Par un communiqué, Spotify annonce de son côté des changements à partir de 12h01 sur la plateforme. « Le 2 juin est le Black Out Tuesday, une journée de déconnexion collective du travail destinée à aider les gens à réfléchir et à se rassembler pour soutenir la communauté noire. En ce jour – et tous les jours – Spotify soutiendra nos employés, amis, partenaires, artistes et créateurs dans la lutte contre le racisme, l’injustice et l’iniquité ». Le géant de la musique affichera des logos noirs sur plusieurs playlists (notamment des playlists urbaines et R&B) et sur la couverture de podcasts. Une pause est prise dans la publication des médias sociaux. La plateforme annonce sur son blog officiel que « certaines listes de lecture et podcasts participants incluront un morceau de silence de 8 minutes et 46 secondes en guise de reconnaissance solennelle pour la durée de la suffocation de George Floyd ». La plateforme souhaite également soutenir des créateurs noirs en mettant davantage en avant les artistes et podcasteurs noirs.
De nombreux médias et journaux web se joignent eux aussi au mouvement. En soutien à la communauté noire du monde entier, le magazine britannique Crack annonce que la rédaction ne publiera pas de contenu aujourd’hui, et mettra à disposition des ressources informatives et éducatives ainsi que des liens pour signer des pétitions ou pour effectuer des dons à des fonds ou à des organisations de lutte contre le racisme aux États-Unis ou au Royaume-Uni. La webradio Rinse France arrête elle de diffuser pendant 24h pour le Black Out Tuesday.

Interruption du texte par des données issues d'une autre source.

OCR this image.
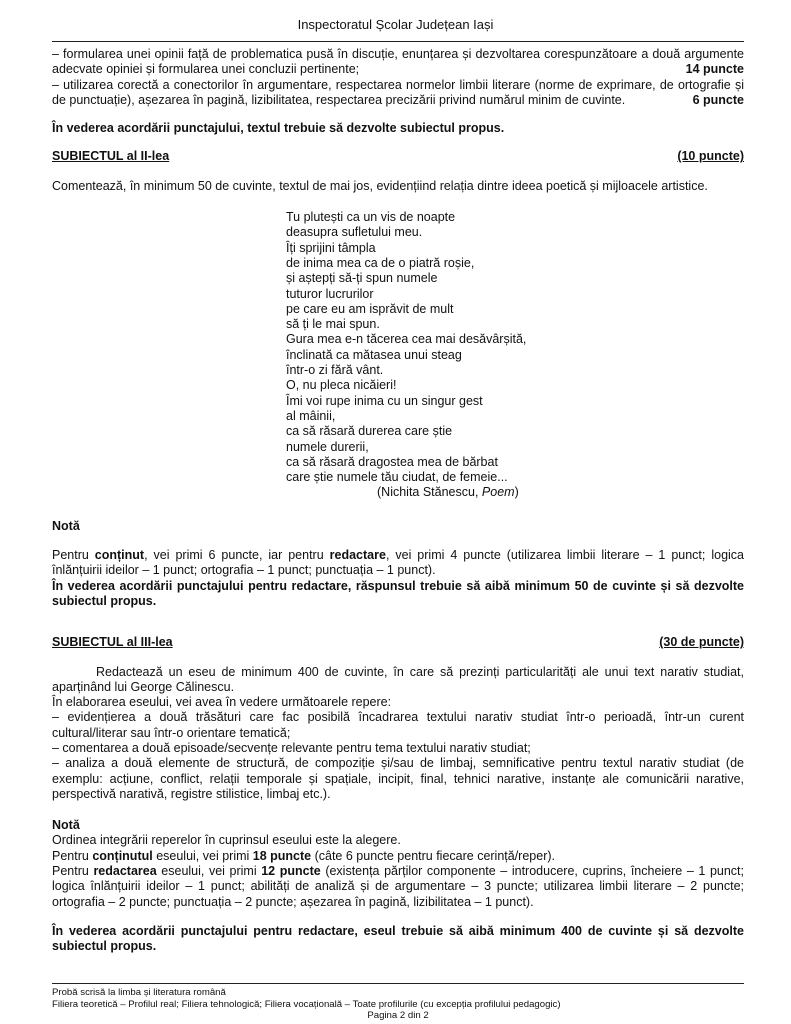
Inspectoratul Școlar Județean Iași

– formularea unei opinii față de problematica pusă în discuție, enunțarea și dezvoltarea corespunzătoare a două argumente adecvate opiniei și formularea unei concluzii pertinente;	14 puncte

– utilizarea corectă a conectorilor în argumentare, respectarea normelor limbii literare (norme de exprimare, de ortografie și de punctuație), așezarea în pagină, lizibilitatea, respectarea precizării privind numărul minim de cuvinte.	6 puncte

În vederea acordării punctajului, textul trebuie să dezvolte subiectul propus.

SUBIECTUL al II-lea	(10 puncte)

Comentează, în minimum 50 de cuvinte, textul de mai jos, evidențiind relația dintre ideea poetică și mijloacele artistice.

Tu plutești ca un vis de noapte
deasupra sufletului meu.
Îți sprijini tâmpla
de inima mea ca de o piatră roșie,
și aștepți să-ți spun numele
tuturor lucrurilor
pe care eu am isprăvit de mult
să ți le mai spun.
Gura mea e-n tăcerea cea mai desăvârșită,
înclinată ca mătasea unui steag
într-o zi fără vânt.
O, nu pleca nicăieri!
Îmi voi rupe inima cu un singur gest
al mâinii,
ca să răsară durerea care știe
numele durerii,
ca să răsară dragostea mea de bărbat
care știe numele tău ciudat, de femeie...
(Nichita Stănescu, Poem)

Notă

Pentru conținut, vei primi 6 puncte, iar pentru redactare, vei primi 4 puncte (utilizarea limbii literare – 1 punct; logica înlănțuirii ideilor – 1 punct; ortografia – 1 punct; punctuația – 1 punct).

În vederea acordării punctajului pentru redactare, răspunsul trebuie să aibă minimum 50 de cuvinte și să dezvolte subiectul propus.

SUBIECTUL al III-lea	(30 de puncte)

Redactează un eseu de minimum 400 de cuvinte, în care să prezinți particularități ale unui text narativ studiat, aparținând lui George Călinescu.

În elaborarea eseului, vei avea în vedere următoarele repere:

– evidențierea a două trăsături care fac posibilă încadrarea textului narativ studiat într-o perioadă, într-un curent cultural/literar sau într-o orientare tematică;

– comentarea a două episoade/secvențe relevante pentru tema textului narativ studiat;

– analiza a două elemente de structură, de compoziție și/sau de limbaj, semnificative pentru textul narativ studiat (de exemplu: acțiune, conflict, relații temporale și spațiale, incipit, final, tehnici narative, instanțe ale comunicării narative, perspectivă narativă, registre stilistice, limbaj etc.).

Notă

Ordinea integrării reperelor în cuprinsul eseului este la alegere.

Pentru conținutul eseului, vei primi 18 puncte (câte 6 puncte pentru fiecare cerință/reper).

Pentru redactarea eseului, vei primi 12 puncte (existența părților componente – introducere, cuprins, încheiere – 1 punct; logica înlănțuirii ideilor – 1 punct; abilități de analiză și de argumentare – 3 puncte; utilizarea limbii literare – 2 puncte; ortografia – 2 puncte; punctuația – 2 puncte; așezarea în pagină, lizibilitatea – 1 punct).

În vederea acordării punctajului pentru redactare, eseul trebuie să aibă minimum 400 de cuvinte și să dezvolte subiectul propus.

Probă scrisă la limba și literatura română
Filiera teoretică – Profilul real; Filiera tehnologică; Filiera vocațională – Toate profilurile (cu excepția profilului pedagogic)
Pagina 2 din 2
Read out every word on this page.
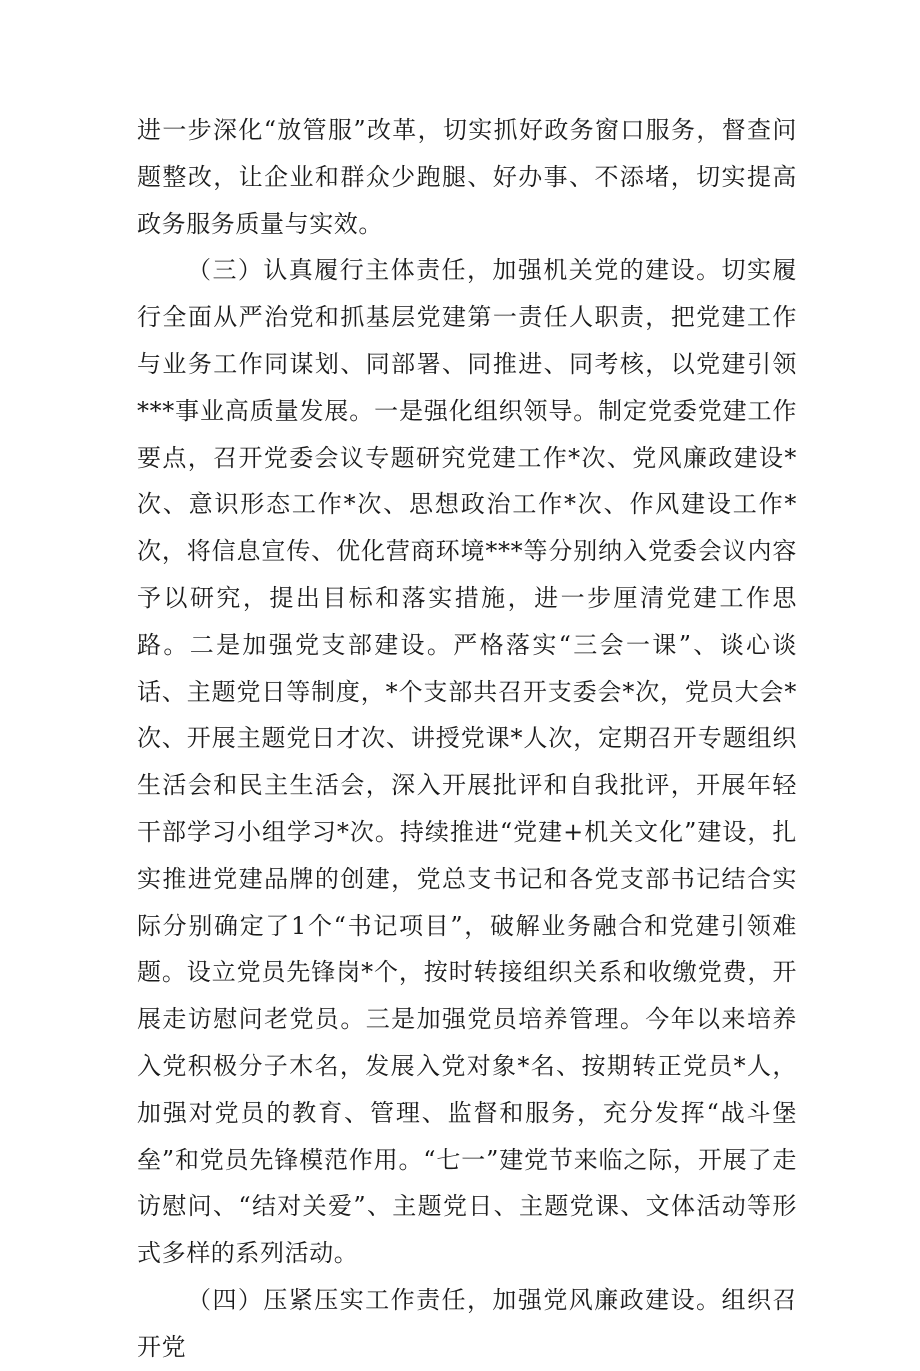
进一步深化“放管服”改革，切实抓好政务窗口服务，督查问题整改，让企业和群众少跑腿、好办事、不添堵，切实提高政务服务质量与实效。

（三）认真履行主体责任，加强机关党的建设。切实履行全面从严治党和抓基层党建第一责任人职责，把党建工作与业务工作同谋划、同部署、同推进、同考核，以党建引领***事业高质量发展。一是强化组织领导。制定党委党建工作要点，召开党委会议专题研究党建工作*次、党风廉政建设*次、意识形态工作*次、思想政治工作*次、作风建设工作*次，将信息宣传、优化营商环境***等分别纳入党委会议内容予以研究，提出目标和落实措施，进一步厘清党建工作思路。二是加强党支部建设。严格落实“三会一课”、谈心谈话、主题党日等制度，*个支部共召开支委会*次，党员大会*次、开展主题党日才次、讲授党课*人次，定期召开专题组织生活会和民主生活会，深入开展批评和自我批评，开展年轻干部学习小组学习*次。持续推进“党建+机关文化”建设，扎实推进党建品牌的创建，党总支书记和各党支部书记结合实际分别确定了1个“书记项目”，破解业务融合和党建引领难题。设立党员先锋岗*个，按时转接组织关系和收缴党费，开展走访慰问老党员。三是加强党员培养管理。今年以来培养入党积极分子木名，发展入党对象*名、按期转正党员*人，加强对党员的教育、管理、监督和服务，充分发挥“战斗堡垒”和党员先锋模范作用。“七一”建党节来临之际，开展了走访慰问、“结对关爱”、主题党日、主题党课、文体活动等形式多样的系列活动。

（四）压紧压实工作责任，加强党风廉政建设。组织召开党
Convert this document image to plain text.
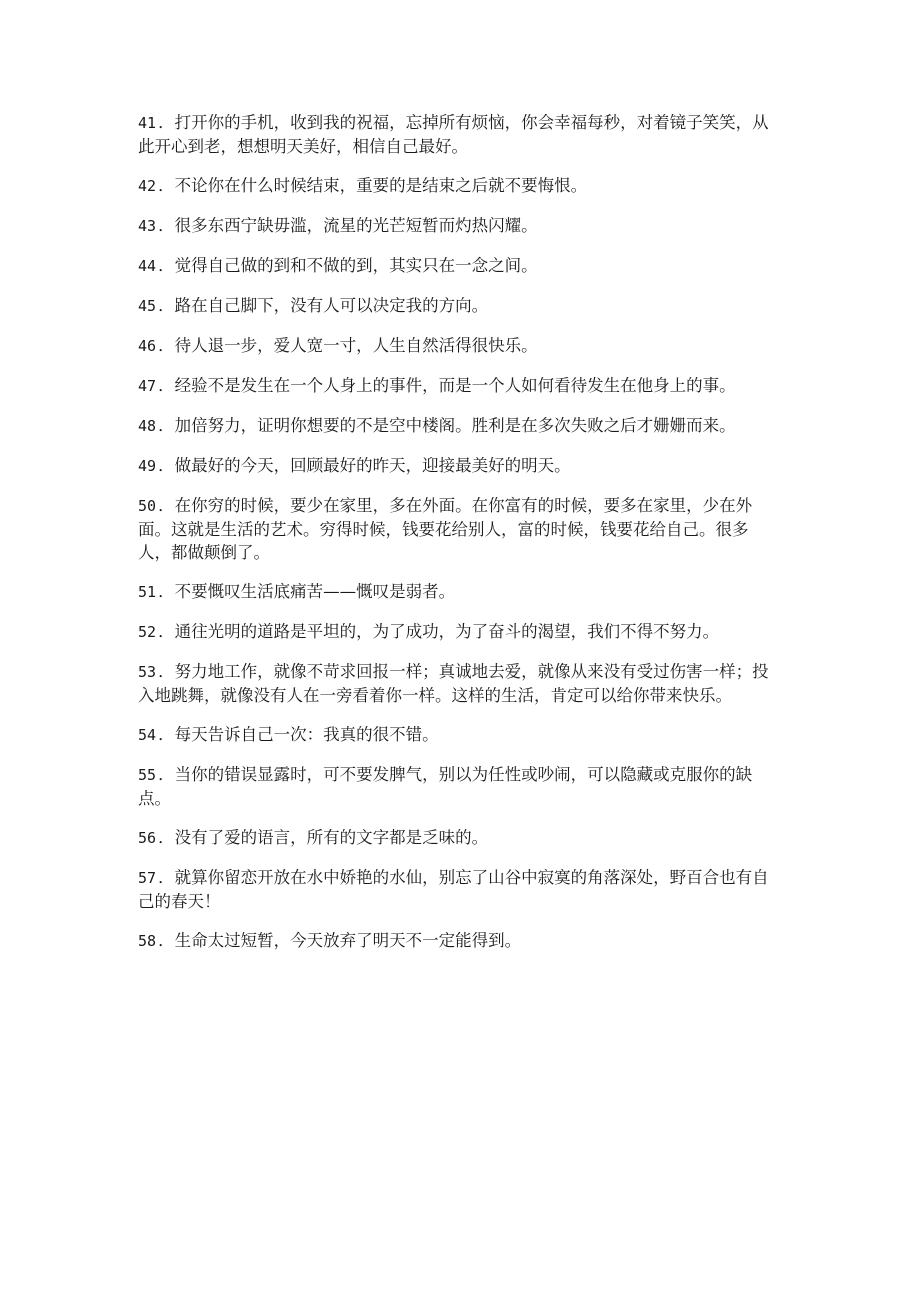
41 ．打开你的手机，收到我的祝福，忘掉所有烦恼，你会幸福每秒，对着镜子笑笑，从此开心到老，想想明天美好，相信自己最好。
42 ．不论你在什么时候结束，重要的是结束之后就不要悔恨。
43 ．很多东西宁缺毋滥，流星的光芒短暂而灼热闪耀。
44 ．觉得自己做的到和不做的到，其实只在一念之间。
45 ．路在自己脚下，没有人可以决定我的方向。
46 ．待人退一步，爱人宽一寸，人生自然活得很快乐。
47 ．经验不是发生在一个人身上的事件，而是一个人如何看待发生在他身上的事。
48 ．加倍努力，证明你想要的不是空中楼阁。胜利是在多次失败之后才姗姗而来。
49 ．做最好的今天，回顾最好的昨天，迎接最美好的明天。
50 ．在你穷的时候，要少在家里，多在外面。在你富有的时候，要多在家里，少在外面。这就是生活的艺术。穷得时候，钱要花给别人，富的时候，钱要花给自己。很多人，都做颠倒了。
51 ．不要慨叹生活底痛苦——慨叹是弱者。
52 ．通往光明的道路是平坦的，为了成功，为了奋斗的渴望，我们不得不努力。
53 ．努力地工作，就像不苛求回报一样；真诚地去爱，就像从来没有受过伤害一样；投入地跳舞，就像没有人在一旁看着你一样。这样的生活，肯定可以给你带来快乐。
54 ．每天告诉自己一次：我真的很不错。
55 ．当你的错误显露时，可不要发脾气，别以为任性或吵闹，可以隐藏或克服你的缺点。
56 ．没有了爱的语言，所有的文字都是乏味的。
57 ．就算你留恋开放在水中娇艳的水仙，别忘了山谷中寂寞的角落深处，野百合也有自己的春天！
58 ．生命太过短暂，今天放弃了明天不一定能得到。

La radio appelle à l’« action urgente pour provoquer la responsabilisation et le changement ». De nombreux autres médias comme DJ Mag, The Vinyl Factory, Resident Advisor ou Digital Music News souhaitent faire du Black Out Tuesday « une journée pour se déconnecter du travail et se reconnecter à notre communauté ».
Ces initiatives sont aussi soutenues par plusieurs artistes dont Laurent Garnier, Rone, Arnaud Rebotini, ou encore Partiboi69 qui publient une photo noire sur leurs réseaux sociaux. Enrico Sanguliano à quant à lui déclaré : « la techno a toujours représenté une résistance musicale libre et antiraciste. […] Demain, je me retirerai des médias sociaux par solidarité avec la communauté noire ».
Par solidarité, la rédaction de Trax a choisi de seulement publier, ce mardi 2 juin, certains articles d’information en lien avec les événements actuels.